The understanding of these decentralized, “bottom-up” systems (to use Chris Langton’s words), are critical to understand a wide range of phenomena, from the predator-prey relationship in a forest to the way to organize a successful party. it’s therefore obvious that the lack of appropriate conceptual tools will greatly impair our action in the world.
This is where Mitchell Resnick his coming. Resnick is the inventor of a new programming language, named “starlogo”. The goal of starlogo is to develop the intuition about decentralized systems. In other words, starlogo is not a programming language like Cobol, C or even Lisp. Its goal is not to produce applications, but to help the user to broaden his conceptual horizon. Starlogo is above all an educational tool, and it is sufficiently simple and friendly to be learnt by children.

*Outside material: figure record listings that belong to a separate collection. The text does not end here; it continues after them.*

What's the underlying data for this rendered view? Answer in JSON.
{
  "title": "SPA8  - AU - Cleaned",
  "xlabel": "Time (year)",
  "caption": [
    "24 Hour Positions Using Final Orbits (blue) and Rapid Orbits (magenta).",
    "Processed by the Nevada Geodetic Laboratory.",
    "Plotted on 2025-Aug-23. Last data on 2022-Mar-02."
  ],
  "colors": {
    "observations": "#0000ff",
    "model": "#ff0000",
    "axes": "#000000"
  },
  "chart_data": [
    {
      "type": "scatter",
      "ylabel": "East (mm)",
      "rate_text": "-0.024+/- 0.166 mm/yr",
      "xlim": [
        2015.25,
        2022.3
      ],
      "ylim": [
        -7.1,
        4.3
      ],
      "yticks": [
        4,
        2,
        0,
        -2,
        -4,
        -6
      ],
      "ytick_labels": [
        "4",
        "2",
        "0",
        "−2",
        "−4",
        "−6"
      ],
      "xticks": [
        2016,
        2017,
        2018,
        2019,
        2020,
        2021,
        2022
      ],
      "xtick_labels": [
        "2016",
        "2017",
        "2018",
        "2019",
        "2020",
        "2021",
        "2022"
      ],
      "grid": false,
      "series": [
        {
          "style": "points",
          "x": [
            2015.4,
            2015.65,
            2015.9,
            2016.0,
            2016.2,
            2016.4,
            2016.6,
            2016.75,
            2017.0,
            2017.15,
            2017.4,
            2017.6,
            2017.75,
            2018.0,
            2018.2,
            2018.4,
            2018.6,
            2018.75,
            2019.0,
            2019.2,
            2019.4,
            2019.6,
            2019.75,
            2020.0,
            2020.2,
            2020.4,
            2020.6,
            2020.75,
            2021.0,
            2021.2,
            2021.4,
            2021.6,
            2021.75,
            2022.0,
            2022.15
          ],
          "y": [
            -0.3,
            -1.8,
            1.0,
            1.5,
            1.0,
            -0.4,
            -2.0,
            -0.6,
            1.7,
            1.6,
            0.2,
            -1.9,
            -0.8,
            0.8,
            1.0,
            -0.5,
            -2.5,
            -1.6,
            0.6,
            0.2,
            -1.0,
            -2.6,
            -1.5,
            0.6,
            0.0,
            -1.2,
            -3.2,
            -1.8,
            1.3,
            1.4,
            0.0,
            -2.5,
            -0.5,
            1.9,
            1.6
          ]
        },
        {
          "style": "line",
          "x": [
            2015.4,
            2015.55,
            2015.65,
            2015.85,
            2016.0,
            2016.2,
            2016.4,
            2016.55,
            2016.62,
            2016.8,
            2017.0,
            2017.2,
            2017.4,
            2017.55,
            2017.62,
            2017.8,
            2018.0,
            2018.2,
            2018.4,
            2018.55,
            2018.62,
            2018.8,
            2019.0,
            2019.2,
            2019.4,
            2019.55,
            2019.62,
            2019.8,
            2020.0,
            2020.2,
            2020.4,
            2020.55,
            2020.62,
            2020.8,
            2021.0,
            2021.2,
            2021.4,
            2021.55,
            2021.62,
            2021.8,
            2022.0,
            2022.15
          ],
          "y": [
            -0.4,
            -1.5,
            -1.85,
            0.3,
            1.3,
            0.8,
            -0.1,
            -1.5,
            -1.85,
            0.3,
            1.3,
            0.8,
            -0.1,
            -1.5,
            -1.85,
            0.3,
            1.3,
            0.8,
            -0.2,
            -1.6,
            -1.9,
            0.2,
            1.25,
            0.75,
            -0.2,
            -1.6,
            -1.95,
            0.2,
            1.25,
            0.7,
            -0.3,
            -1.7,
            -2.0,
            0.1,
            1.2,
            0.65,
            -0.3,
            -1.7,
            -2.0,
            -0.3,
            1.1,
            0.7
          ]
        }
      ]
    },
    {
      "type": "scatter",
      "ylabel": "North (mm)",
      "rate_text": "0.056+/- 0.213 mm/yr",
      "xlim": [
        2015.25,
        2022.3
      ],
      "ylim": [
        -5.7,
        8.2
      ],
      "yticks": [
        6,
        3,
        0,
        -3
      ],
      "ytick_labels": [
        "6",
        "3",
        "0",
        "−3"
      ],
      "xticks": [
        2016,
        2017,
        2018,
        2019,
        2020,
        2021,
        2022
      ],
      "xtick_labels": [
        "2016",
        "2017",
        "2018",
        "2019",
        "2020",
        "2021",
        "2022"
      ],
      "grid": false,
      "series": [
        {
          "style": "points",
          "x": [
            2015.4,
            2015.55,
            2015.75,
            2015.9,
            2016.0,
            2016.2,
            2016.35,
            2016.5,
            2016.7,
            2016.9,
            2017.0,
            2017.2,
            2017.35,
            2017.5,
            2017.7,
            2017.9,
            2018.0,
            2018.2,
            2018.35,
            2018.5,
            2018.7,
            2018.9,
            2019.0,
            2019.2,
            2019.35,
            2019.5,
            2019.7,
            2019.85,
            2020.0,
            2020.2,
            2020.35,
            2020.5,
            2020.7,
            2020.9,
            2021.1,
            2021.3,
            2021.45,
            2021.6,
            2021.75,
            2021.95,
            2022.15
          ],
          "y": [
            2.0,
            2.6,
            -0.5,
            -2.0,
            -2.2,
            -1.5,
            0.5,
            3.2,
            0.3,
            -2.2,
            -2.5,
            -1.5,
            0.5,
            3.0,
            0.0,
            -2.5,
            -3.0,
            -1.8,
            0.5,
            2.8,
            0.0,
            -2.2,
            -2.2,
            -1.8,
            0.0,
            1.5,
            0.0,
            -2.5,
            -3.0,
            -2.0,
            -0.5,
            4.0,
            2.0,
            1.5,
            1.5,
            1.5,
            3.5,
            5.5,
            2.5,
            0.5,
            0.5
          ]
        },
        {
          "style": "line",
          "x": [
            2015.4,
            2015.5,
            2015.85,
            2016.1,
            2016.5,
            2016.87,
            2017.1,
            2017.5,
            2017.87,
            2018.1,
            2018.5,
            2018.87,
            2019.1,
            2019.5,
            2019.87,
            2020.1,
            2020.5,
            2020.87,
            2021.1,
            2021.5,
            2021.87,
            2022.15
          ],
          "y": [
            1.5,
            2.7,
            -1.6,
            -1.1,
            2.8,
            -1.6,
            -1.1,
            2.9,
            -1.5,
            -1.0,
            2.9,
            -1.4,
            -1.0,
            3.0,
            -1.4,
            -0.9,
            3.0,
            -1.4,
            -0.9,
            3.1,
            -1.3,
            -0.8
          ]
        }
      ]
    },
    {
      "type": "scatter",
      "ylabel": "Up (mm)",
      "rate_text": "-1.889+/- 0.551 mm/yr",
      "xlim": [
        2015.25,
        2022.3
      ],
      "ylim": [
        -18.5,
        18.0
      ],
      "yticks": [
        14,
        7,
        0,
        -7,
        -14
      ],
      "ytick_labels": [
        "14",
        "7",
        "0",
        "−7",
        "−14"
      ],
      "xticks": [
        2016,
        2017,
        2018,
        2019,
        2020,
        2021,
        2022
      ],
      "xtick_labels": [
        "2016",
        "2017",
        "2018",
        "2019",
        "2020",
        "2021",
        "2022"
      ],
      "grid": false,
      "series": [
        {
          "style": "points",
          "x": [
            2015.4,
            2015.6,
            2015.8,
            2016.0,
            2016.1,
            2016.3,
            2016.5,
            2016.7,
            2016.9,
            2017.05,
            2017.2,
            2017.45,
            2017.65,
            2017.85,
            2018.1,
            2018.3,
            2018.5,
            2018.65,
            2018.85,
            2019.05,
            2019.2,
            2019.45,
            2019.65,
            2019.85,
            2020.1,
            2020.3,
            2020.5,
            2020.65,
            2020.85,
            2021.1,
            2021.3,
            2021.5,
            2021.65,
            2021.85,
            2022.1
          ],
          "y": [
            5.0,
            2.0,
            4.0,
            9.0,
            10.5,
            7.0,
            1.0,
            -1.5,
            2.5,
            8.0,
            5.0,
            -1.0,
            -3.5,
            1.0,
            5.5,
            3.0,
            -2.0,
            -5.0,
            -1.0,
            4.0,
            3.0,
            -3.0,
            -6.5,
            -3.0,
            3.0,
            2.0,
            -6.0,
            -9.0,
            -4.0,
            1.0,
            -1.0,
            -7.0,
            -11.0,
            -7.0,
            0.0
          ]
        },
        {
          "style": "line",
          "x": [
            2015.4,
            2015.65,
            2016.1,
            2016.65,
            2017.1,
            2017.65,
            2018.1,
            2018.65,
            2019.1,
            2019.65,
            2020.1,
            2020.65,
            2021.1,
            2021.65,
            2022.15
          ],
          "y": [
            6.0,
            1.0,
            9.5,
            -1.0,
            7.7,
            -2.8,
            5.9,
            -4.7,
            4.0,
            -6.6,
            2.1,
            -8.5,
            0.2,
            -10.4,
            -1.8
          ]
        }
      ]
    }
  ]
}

“Turtles, termites and traffic jams” was written in 1994. This is the fist exposion of starlogo, at a time where this language could only run on very powerful computers. Today, it is available for free and run on any computer having a Java virtual machine.
“turtles, termites and traffic jams” is a new kind of book; half philoophy and science, half programming manual. Here you don’t have just to read about new and exciting ideas: you can do them, play with them.
starlogo is an invluable tool for any people who wants to understand the working of emergent, collective systems,

One can download a java version of starlogo at :
http://education.mit.edu/starlogo/
there is also a variant of starlogo, netlogo, here:
http://ccl.northwestern.edu/netlogo/
NB: both java starlogo and Netlogo present substancial difference with the original Starlogo presented in the book.